Elle hocha brièvement la tête avec la sécheresse de la femme qui n’a pas le temps de se consacrer à tant de détails.

- En effet. Mais uniquement si ça vaut le déplacement. Je n’ai à perdre de temps.

Elle hésita un moment puis s’empara de quelques pièces qu’elle jeta négligemment sur les genoux de Bianca. L’une d’entre rebondit sur la jambe couverte de toile sale et puante. Elle alla frapper le sol de marbre avec un bruit clinquant. L’or ne tomba pas tout de suite. Au contraire, il roula et tourna sur lui même comme une toupie. C’était un spectacle qui ravie l’âme d’enfant de Stasya. Et elle attendit que l’argent s’effondre définitivement pour annoncer avec simplicité :

- En avance des votre frais.

Elle savait pas trop quel genre de frais la truande pouvait avoir. Mais l’argent avait toujours eut un pouvoir motivant certain. Et puis comme ça, elle s’assurait sans doute aussi un fond de loyauté. Pour une si petite somme c’était une aubaine. Finalement la comtesse s’autorisa un sourire froids :

- J’attends les votre nouvelles avec impatience. Bon travail.
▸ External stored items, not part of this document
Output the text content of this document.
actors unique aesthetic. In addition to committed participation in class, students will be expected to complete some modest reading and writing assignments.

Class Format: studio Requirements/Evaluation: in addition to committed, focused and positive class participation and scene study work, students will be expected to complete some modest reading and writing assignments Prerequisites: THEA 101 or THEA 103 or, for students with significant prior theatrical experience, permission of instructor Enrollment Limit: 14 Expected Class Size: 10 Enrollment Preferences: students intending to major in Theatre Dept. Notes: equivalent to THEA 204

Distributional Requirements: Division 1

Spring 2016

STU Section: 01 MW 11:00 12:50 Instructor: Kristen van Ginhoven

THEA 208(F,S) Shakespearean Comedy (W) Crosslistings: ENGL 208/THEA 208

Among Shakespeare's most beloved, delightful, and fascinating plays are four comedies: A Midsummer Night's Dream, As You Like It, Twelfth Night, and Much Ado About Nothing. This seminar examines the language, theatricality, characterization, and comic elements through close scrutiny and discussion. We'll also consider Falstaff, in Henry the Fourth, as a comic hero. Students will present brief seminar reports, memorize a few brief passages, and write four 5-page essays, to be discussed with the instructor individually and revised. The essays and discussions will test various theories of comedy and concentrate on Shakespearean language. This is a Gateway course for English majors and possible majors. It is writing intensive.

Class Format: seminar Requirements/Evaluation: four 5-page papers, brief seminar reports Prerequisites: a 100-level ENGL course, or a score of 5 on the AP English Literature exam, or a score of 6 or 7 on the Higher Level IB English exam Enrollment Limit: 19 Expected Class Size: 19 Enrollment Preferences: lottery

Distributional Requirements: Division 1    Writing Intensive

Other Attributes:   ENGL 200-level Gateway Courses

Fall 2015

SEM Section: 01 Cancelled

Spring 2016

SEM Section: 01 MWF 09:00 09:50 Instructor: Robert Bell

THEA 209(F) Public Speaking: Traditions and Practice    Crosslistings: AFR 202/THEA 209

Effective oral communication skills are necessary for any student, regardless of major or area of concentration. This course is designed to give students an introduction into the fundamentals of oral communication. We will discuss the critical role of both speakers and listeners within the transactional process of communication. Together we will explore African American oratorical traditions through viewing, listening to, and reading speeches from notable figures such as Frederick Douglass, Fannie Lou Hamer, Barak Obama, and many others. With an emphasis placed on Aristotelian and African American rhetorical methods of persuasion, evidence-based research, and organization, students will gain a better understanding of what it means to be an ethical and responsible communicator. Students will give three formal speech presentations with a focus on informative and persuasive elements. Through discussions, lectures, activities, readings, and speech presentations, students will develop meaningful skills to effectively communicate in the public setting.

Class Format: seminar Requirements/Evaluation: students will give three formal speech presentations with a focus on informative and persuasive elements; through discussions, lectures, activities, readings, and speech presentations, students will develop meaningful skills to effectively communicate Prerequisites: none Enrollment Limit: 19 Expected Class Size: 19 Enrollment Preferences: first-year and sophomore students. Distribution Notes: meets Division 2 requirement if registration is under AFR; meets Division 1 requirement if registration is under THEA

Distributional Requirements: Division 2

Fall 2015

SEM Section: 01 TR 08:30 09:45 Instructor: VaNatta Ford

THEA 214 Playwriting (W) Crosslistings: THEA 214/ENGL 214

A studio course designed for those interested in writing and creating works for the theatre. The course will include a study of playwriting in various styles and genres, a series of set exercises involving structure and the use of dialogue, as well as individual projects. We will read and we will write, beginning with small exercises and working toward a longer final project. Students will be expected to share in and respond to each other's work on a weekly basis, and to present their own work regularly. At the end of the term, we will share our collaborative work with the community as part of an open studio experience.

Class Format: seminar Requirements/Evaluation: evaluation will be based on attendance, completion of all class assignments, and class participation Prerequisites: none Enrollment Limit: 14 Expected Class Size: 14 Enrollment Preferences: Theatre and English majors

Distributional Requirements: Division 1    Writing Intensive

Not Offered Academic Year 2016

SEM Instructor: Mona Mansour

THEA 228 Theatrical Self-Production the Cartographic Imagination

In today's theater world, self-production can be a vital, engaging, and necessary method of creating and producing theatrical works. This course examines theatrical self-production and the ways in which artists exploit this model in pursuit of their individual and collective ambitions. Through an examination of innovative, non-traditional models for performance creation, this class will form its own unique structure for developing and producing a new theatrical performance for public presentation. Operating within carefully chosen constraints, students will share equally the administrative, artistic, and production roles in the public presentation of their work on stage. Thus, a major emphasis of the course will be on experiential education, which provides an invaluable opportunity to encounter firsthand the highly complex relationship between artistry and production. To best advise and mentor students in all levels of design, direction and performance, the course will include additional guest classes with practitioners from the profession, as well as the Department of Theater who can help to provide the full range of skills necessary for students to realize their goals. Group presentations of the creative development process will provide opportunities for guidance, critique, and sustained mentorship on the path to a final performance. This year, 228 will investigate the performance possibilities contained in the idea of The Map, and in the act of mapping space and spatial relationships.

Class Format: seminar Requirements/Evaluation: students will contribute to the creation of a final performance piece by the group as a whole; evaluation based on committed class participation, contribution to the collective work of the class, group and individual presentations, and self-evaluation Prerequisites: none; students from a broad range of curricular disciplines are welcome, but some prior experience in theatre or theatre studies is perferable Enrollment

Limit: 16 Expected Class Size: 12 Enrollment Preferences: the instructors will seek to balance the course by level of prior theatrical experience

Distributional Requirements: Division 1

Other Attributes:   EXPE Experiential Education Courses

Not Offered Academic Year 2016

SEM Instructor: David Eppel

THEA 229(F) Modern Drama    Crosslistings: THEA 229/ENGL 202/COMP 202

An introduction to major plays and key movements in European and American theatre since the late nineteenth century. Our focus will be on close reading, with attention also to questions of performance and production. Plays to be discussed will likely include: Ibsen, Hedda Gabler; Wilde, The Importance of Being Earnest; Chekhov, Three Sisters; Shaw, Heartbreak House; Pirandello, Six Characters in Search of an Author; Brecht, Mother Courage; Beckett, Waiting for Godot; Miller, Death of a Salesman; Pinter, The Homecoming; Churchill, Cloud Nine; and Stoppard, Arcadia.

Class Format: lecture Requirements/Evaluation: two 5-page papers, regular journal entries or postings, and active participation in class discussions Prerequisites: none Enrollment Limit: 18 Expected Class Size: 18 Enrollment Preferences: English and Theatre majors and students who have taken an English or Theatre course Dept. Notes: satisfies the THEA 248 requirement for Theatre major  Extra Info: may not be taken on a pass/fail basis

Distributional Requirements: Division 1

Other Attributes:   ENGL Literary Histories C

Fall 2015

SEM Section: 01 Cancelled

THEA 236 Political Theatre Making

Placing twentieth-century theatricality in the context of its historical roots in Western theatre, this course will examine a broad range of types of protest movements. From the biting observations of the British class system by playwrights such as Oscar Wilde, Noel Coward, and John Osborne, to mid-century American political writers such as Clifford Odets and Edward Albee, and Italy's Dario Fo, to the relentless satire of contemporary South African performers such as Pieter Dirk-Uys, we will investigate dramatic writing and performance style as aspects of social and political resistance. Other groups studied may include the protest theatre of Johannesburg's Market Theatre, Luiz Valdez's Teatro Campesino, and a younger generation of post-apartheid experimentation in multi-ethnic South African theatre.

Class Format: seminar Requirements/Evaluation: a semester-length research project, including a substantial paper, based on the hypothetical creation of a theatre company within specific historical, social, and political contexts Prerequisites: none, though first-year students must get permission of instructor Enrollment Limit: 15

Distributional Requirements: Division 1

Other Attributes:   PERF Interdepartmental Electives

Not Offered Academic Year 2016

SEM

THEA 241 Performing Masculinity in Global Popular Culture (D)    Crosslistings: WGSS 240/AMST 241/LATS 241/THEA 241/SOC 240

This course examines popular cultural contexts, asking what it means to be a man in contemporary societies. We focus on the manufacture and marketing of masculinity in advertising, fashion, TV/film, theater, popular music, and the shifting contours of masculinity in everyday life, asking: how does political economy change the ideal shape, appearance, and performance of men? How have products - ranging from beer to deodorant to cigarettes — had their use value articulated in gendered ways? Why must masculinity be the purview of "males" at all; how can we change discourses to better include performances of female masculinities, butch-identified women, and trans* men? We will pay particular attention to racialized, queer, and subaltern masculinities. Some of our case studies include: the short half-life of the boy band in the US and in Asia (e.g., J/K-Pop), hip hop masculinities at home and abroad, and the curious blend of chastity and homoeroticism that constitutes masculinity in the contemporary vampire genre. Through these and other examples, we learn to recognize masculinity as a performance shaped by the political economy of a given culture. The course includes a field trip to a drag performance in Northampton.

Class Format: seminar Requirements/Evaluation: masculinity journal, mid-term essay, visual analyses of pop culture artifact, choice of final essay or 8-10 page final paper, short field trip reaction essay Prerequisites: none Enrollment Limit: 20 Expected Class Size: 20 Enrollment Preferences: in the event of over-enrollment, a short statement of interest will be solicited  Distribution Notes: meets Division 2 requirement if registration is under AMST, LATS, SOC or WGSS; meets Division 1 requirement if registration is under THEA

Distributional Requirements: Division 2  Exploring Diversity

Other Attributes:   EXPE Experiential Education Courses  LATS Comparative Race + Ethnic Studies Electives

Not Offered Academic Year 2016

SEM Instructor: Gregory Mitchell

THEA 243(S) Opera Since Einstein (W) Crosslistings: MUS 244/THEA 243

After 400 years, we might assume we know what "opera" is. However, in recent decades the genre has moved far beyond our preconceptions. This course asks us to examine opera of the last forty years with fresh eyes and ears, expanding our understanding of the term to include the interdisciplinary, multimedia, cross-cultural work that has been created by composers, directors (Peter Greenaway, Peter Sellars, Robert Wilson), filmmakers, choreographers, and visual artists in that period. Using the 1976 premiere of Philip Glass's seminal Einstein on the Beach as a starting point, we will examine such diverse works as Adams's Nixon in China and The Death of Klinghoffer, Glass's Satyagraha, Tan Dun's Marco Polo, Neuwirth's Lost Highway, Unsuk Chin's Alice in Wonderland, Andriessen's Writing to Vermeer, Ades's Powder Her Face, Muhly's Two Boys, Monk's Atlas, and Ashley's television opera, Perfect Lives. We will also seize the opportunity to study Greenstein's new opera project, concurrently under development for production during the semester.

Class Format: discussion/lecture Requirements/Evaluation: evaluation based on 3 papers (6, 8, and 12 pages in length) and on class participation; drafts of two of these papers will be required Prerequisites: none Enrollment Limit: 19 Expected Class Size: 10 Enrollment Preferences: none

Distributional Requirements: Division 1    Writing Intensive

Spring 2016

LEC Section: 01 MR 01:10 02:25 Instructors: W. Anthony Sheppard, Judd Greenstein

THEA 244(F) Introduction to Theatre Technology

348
Et honore infime que la roture ne pouvait pas comprendre Stasya ne la planta pas là. Au lieu de tourner les talons purement et simplement et de s’éloigner d’un pas rapide et gracieux, elle choisit de regarder longuement Bianca. Puis elle lui adressa un signe de tête aimable. Pas une révérence, il ne fallait pas non plus galvauder ce genre de marque de respect. Mais le signe de tête était déjà une marque de considération qui devait être apprécier à sa juste valeur. Sans quoi elle risquait de se vexer.

Puis elle partit et une fois dehors inspira profondément un air non vicié. Quoique. On parlait de Paris. Sans doute fallait il parler d’un air moins vicié que quand on était en tête tête avec Bianca Albin.